Dinner at Sri Veerbhadreshwar became part of our Badami routine. We would arrive exhausted from climbing, fueled only by energy bars, nuts, and coffee. After a warm greeting from Mr. Mallu Sudi and his family, we would line up to wash our chalky hands in the outdoor sink and sit down to a trove of family treasures—recipes safeguarded and passed down for generations.
Before our last meal, I crouched on the kitchen floor, chopping and laughing with the women of the household. Using few words, they showed me how they cook with the senses instead of precise measurements.
A few dishes stood out: yenne gayi (eggplant stuffed with ground nuts and spices), paddu (onions and chills in fermented rice batter dipped in coconut chutney), and bendi masala (okra and green chillies fried in spice mix). Each meal was accompanied with a different rice dish ranging from masala to jeera rice. The dessert changed daily and included obbatu (South Indian sweet bread filled with lentils, coconut, and jaggery–served hot with ghee) and kheer (rice pudding with raisins and cardamom).

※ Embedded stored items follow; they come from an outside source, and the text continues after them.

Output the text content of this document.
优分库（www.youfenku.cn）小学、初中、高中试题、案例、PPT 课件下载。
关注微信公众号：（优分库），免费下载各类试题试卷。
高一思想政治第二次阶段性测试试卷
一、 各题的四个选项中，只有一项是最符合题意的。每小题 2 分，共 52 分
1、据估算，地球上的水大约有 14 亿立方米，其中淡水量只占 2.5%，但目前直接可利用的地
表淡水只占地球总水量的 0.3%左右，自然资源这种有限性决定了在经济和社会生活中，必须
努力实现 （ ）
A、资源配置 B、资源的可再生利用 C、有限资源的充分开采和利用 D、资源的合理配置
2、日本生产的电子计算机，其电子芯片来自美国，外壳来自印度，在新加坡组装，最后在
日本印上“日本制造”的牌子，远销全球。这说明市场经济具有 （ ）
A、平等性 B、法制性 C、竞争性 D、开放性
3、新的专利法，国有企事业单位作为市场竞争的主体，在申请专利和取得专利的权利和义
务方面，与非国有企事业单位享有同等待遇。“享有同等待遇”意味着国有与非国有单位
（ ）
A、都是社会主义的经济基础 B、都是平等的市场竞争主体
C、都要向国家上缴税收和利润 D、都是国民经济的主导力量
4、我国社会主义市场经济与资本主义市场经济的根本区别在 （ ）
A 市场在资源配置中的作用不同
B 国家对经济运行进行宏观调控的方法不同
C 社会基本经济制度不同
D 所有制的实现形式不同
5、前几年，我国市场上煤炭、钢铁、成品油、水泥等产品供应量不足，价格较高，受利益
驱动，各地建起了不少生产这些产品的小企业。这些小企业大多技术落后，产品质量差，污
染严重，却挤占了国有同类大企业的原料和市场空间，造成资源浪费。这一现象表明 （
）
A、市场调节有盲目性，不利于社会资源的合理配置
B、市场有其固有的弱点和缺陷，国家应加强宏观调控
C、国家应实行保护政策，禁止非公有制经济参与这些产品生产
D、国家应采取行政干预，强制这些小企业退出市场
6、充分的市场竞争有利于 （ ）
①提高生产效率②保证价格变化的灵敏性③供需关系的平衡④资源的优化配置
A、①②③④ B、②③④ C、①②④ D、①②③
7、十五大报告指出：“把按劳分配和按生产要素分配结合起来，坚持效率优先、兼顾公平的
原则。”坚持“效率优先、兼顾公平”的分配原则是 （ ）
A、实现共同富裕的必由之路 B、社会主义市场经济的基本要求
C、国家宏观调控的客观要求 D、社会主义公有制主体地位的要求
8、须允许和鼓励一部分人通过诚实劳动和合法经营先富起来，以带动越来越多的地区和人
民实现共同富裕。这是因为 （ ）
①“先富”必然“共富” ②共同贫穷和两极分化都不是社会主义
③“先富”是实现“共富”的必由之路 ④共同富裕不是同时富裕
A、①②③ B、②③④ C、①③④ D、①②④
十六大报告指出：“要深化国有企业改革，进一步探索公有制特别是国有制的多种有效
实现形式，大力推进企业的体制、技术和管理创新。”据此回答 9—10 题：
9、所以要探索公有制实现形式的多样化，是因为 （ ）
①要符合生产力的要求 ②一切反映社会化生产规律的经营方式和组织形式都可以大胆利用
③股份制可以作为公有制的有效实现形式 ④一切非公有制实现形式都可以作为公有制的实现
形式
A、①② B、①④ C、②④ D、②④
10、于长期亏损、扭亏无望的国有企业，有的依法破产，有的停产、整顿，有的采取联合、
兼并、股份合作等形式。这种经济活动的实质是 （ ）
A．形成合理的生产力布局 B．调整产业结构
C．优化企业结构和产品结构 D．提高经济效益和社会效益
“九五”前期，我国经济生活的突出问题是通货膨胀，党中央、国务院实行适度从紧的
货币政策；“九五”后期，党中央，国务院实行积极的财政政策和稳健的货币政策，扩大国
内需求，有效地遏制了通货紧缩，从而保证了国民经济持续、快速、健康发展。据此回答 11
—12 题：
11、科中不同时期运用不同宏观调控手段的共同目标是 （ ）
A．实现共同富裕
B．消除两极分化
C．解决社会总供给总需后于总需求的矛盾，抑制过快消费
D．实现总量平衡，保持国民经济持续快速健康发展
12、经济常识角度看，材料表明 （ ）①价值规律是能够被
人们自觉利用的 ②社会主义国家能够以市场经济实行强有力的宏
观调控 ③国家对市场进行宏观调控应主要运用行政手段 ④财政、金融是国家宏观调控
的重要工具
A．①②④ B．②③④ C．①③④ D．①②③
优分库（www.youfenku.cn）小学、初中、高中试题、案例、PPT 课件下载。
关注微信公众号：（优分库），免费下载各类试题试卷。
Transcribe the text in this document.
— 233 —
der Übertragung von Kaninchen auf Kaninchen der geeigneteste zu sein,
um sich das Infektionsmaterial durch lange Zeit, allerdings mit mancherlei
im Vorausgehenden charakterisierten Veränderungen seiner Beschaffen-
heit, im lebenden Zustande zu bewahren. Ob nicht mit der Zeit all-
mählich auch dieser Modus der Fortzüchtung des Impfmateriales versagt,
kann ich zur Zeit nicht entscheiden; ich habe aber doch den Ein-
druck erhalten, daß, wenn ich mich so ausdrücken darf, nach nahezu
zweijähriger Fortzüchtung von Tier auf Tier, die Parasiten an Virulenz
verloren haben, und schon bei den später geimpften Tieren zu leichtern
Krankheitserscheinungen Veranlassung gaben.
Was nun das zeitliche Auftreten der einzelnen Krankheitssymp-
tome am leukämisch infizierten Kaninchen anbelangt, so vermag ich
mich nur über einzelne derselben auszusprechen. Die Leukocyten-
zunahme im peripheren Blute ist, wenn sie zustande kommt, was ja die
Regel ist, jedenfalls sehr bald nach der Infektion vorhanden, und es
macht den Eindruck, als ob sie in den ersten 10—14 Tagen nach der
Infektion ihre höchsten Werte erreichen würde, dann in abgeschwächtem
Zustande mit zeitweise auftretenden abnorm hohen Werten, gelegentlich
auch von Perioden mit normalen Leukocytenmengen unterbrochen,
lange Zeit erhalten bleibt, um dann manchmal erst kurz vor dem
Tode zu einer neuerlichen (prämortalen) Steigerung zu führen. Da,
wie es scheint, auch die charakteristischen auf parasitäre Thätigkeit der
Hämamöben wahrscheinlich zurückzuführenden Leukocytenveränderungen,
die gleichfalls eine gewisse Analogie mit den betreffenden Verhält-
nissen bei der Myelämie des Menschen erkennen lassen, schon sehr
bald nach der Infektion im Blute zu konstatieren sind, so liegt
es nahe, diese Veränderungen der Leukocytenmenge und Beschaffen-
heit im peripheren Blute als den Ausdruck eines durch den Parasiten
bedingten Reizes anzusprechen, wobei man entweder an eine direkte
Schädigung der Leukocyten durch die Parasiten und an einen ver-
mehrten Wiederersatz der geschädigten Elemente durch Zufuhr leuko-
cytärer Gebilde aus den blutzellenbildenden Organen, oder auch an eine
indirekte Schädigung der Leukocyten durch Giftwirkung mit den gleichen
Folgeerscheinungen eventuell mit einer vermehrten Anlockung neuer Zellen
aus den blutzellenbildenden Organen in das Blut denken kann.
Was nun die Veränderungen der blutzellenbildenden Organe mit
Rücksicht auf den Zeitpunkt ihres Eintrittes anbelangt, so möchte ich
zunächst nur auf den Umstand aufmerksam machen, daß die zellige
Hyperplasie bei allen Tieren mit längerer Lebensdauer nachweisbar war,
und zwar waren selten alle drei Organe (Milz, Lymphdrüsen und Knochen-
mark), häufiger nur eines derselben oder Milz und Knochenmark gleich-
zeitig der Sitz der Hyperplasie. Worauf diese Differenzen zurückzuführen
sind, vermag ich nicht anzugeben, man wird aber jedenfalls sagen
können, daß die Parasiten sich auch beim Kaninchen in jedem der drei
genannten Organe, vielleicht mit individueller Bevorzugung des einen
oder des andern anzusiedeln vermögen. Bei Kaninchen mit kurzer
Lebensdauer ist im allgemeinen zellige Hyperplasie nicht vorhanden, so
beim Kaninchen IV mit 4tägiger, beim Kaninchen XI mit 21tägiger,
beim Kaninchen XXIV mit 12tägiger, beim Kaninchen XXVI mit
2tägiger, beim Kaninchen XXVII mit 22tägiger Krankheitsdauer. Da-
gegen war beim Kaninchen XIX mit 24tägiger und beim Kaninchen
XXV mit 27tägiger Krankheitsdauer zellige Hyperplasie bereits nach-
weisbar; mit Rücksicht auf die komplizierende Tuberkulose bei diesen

The benefits of visiting lesser-known UNESCO sites go far beyond perks like shorter lines and lower entrance fees. Visiting Badami allowed us to support the preservation of an important heritage site. Staying for a week gave us the chance to put our finger on the pulse of an authentic Indian town and connect with members of the Indian climbing community. It also gave us a taste of the region’s home cooking and local hospitality. I walked away from this chance experience in Badami with inspiration to stray off the beaten path—and a handful of treasured recipes.
Which little-known UNESCO sites have you visited?